Skippy carried the ball a few yards further.
the point of this diary is to remind all of you to please not think of this place as a community. it is not, your individual voice matters here as much as it does in washington, and you are expendable if you dare to challenge the status quo. daily kos is a business, there is nothing wrong with that standing alone, but like all businesses its single function is to make money. there is no community policing underway, that’s a ruse, but there are police. the purpose of the police isn’t to keep trolls away, but to keep the blog mainstream enough to generate more revenue.
Demetrius, a commenter at My Left Wing took it from there.
The blogroll purge is indicative of a larger phenomenon. The Big Box Blogs have accreted the kind of critical mass that allows them to be Players on the national level. And, as such, there is a vested self interest in protecting ad revenues over promoting the kind of free speech the internet has as it’s raison d’etre in politics. (We wouldn’t want links to some little blog that is going to be a potential embarrassment for politicians who want to come and post and pay $9000 a week for ads.) Once they get to be about maintaining acceptability to the other Players they stop being leaders in the Progressive movement.
Blogs are not a “personal thing” if they are built/promoted as a community effort. If purveyors want to run them like their own businesses (and screen content to suit their bottom line) they should pay contributors and be treated like any other MSM outlet. Yes. That *is* a fine line to walk.

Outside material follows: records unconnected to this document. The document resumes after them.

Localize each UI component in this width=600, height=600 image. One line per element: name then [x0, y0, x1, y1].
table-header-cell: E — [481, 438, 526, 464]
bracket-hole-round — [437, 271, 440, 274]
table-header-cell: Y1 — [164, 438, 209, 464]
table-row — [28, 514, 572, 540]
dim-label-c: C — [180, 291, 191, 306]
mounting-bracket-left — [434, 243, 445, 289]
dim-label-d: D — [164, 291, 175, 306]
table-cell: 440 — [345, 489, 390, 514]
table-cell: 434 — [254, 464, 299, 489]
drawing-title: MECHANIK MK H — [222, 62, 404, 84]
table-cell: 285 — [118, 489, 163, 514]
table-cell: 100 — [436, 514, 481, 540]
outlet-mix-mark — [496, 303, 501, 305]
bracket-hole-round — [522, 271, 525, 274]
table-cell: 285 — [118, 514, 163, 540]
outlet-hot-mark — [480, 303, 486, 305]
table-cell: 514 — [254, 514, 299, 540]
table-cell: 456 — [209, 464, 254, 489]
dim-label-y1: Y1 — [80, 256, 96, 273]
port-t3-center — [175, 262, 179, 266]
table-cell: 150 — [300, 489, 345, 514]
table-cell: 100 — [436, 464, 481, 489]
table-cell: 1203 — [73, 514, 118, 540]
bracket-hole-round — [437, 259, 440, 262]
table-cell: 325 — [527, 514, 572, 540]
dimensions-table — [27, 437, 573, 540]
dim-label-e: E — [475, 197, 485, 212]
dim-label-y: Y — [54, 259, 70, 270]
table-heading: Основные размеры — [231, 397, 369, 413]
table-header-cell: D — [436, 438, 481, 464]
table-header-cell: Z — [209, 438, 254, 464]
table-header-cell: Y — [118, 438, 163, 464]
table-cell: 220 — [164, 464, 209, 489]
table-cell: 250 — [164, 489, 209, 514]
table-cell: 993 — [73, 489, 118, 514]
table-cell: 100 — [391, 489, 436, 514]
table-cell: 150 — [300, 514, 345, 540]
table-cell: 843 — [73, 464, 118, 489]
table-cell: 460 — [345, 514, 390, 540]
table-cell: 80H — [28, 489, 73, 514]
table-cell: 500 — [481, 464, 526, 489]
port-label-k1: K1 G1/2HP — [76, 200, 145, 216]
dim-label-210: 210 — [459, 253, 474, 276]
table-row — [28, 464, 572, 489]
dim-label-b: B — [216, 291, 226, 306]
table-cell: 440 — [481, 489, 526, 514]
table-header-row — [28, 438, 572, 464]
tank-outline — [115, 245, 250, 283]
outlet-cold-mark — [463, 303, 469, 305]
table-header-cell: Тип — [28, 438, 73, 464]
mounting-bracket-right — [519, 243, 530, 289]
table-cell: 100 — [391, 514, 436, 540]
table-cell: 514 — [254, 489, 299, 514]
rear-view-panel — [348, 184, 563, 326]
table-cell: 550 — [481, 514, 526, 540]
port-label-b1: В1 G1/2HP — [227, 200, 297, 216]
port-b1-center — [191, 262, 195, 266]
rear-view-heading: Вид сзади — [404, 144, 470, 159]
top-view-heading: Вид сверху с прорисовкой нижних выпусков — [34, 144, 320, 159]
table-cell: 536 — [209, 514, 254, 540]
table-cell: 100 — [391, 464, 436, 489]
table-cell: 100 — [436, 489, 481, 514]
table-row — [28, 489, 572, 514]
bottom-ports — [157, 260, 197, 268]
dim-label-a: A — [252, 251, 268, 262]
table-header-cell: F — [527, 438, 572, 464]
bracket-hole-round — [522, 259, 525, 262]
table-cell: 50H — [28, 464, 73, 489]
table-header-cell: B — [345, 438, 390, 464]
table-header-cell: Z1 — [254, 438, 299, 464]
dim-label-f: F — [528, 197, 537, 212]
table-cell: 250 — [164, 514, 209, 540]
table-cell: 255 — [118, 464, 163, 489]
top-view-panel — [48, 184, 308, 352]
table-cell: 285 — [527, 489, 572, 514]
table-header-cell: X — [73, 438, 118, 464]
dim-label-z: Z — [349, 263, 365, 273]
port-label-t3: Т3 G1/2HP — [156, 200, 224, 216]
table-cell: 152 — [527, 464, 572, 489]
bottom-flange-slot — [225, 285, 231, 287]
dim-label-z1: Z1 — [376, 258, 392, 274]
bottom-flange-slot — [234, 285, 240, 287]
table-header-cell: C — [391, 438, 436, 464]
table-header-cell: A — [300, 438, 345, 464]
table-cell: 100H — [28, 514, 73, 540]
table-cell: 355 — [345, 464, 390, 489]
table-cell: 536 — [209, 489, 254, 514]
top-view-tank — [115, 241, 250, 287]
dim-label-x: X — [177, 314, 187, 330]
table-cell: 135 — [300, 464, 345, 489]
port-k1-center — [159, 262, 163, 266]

DKos (for instance) has built it’s critical mass on the labors of all the little diarists who have contributed. It was a community effort. But, it is clear that the larger community should not expect a fair benefit from their contribution. If they are lucky they have been able to reach an audience with their message. But, they don’t share those ad revenues. They don’t share the fame. They don’t share in a democratic decision making process. They are just bits of “space junk” sucked into the gravity well of a massive “star”. The purge was the supernova ejection and the “dense core” left behind has collapsed to the singularity of Kos’ fame and fortune. We shouldn’t be surprised that less and less light will escape that Black Hole.
Phyrro, also at My Left Wing, then carried it home.
DailyKos is a business. When I claim not to hate it, I’m told I really do (e.g. by cookiebear). To me there is some level of emotional dysfunction in that accusation because in my world I am not EVEN ASKED to be “loyal” to PRIVATE BUSINESSES.
My relationship with private businesses is not like my relationship with my family, my nation, my species. If I’m working for that company, I do have a great deal of loyalty, but EVEN THEN, not the sort one has to a nation or cause.
I like dailykos, I think it’s still quite useful business, but it’s impossible for me to have political loyalty to an organization in which I HAVE NO SAY.
And I think that’s the crux of it. It’s not unusual to work for a business in which one has no say. People do it every day, clock out, collect their paychecks and go home to their lives.
But is there such a thing as a community in which one has no say, or a community one works for without much benefit? Is there really any such thing as a movement with these qualities? (And you can say that the degree to which Kos can help get Democrats elected is a benefit to everyone, but I ask again “What kind of Democrats?”)
When I first started my diary at Kos, and was enamored of the idea of building a huge readership, I griped a bit about it both here and there. I remember getting a comment on Daily Kos to that basically said, “Why bother with trying to support your own blog? It’s all really over here, and it’s easy. Just come join us.”
For a lot of reasons, many of them elaborated above, I’m glad I did.